The Substack phenomenon is usually shown from the writer's point of view. We’ve all read the stories. Some journalist quits their salaried job and becomes a kind of content entrepreneur, actually making a living by subscriptions.
But the real revolution is among readers. Intelligent, thoughtful readers are fed up with algorithmically controlled content. Companies like Facebook are in the business of building software machines that tell us all what to read — what to think and to know.
This system is conducting an experiment on all users at all times, dangling different kinds of content in front of millions of people to see what they share, click on, linger over, like and comment upon. All that engagement data is instantly fed back into the machine to inform what the next batch of users see.
Inevitably, the result favors the salacious, anger-producing, prurient and frivolous. On social media, what we get are the pellets in a hamster experiment based on our compulsion, our most basic impulses. And the more we let social media push our buttons, the dumber the content gets. The dumber we get.

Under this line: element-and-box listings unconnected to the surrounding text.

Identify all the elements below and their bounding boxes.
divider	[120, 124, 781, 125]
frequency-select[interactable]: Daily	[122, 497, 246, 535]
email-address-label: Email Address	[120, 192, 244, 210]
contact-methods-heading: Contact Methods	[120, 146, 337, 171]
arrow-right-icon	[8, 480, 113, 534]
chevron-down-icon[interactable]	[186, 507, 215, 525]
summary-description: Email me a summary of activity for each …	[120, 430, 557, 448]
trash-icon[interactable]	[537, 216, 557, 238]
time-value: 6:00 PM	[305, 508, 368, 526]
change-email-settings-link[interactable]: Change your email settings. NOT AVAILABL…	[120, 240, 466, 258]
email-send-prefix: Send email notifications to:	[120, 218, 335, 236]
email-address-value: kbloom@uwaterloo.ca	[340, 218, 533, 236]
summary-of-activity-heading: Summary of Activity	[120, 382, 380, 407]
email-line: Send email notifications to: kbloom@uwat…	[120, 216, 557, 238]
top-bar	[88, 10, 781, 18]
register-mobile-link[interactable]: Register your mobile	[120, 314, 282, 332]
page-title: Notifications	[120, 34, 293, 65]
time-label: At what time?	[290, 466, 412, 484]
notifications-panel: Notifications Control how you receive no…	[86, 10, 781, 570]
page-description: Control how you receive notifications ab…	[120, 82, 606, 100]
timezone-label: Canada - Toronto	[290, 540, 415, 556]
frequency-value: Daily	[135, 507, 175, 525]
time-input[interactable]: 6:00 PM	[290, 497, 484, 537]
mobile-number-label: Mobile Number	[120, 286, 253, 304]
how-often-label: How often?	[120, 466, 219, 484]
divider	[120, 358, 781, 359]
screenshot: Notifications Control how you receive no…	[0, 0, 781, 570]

Algorithms can be gamed. Propagandists, opportunists and exploiters will always find a way to push those buttons, leading to widespread disinformation, conspiracy theories and lies. Legitimate publications have to compete with the news feed "hackers" by choosing salacious content and clickbait headlines. Everything gets dumbed down.

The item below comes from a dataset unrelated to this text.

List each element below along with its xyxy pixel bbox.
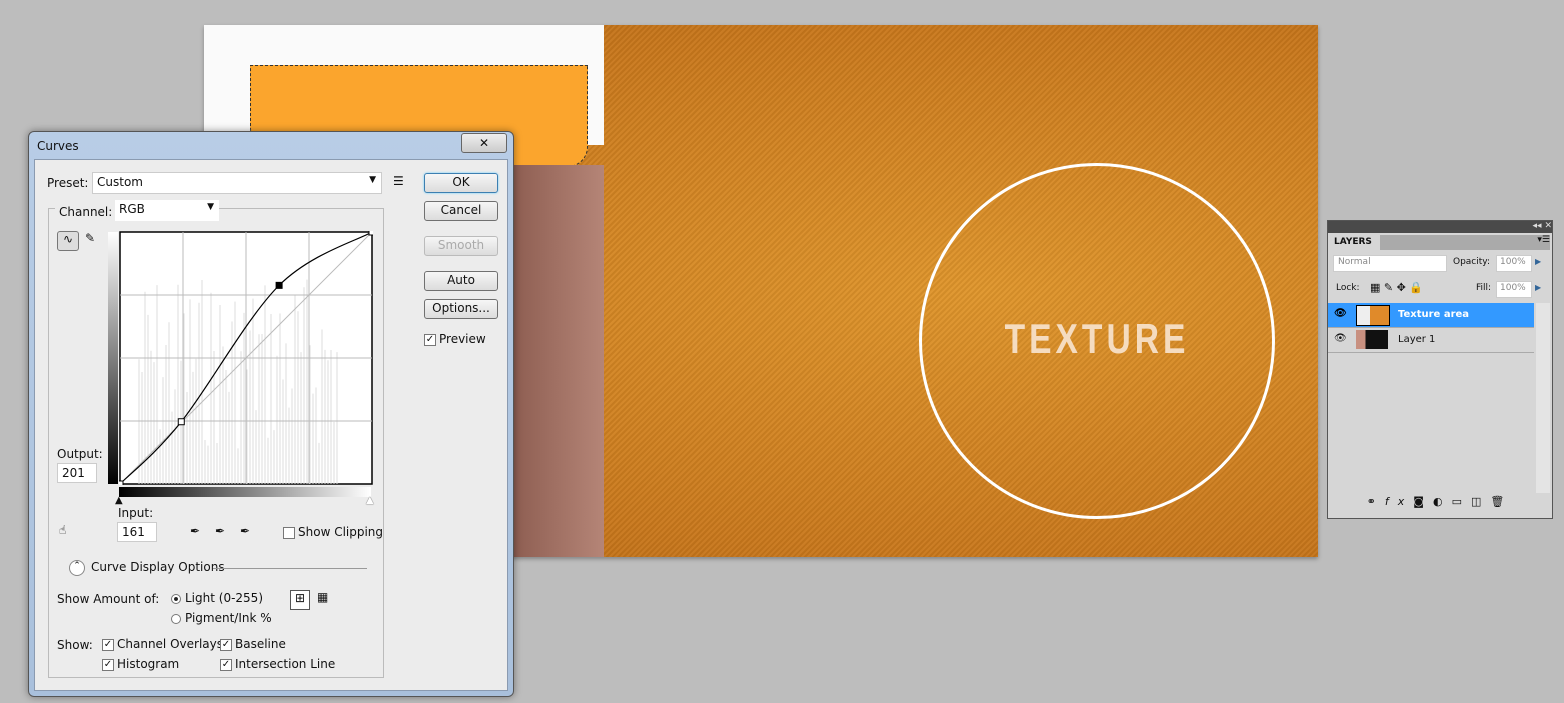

Call it information disorder, information pollution or just plain content garbage — social media has destroyed public understanding and discourse.
What intelligent readers actually want is to decide in advance what and whom to read, and let that content arrive without machine or even human filtering, censorship or control. And without all those time-wasting, mind-taxing ads.
For the past 20 years, online advertising has gotten completely out of control. It's not uncommon to click on a link to a story, only to be assaulted by ads on top of ads on top of ads. Instead of reading the story, the reader starts wrestling with the page, trying to find the hidden X that closes windows, pushing down encroaching promotions and figuring out how to stop auto-playing videos.
Yes, content must be monetized. But for many people (including myself), it's preferable to pay with a subscription fee than to pay with the pollution of one's own mind. In other words, we've come to intuit that our time and attention is valuable and finite, and not something to be endlessly sacrificed for "free" content.
Substack is a beautiful thing. It solves the biggest problem readers have and the biggest problem writers have.
Here are the 7 reasons why Substack is the cure for information disorder. Substack:
delivers choice content without advertising
lets you choose what you read based on your criteria, rather than letting Facebook choose based on Facebook's criteria
improves the quality of journalism and writing because through monetization it frees great writers from depending on big publishing companies (and their agendas) to make a living
incentivizes quality, not clickbait
turns the reader into a partner and collaborator, instead of a passive "consumer"
enables readers to collectively choose the content that succeeds in the marketplace of ideas
offers writers a way to make a living without selling out
In short, Substack is the cure for information disorder — at least for the readers able to escape from the social media content trap.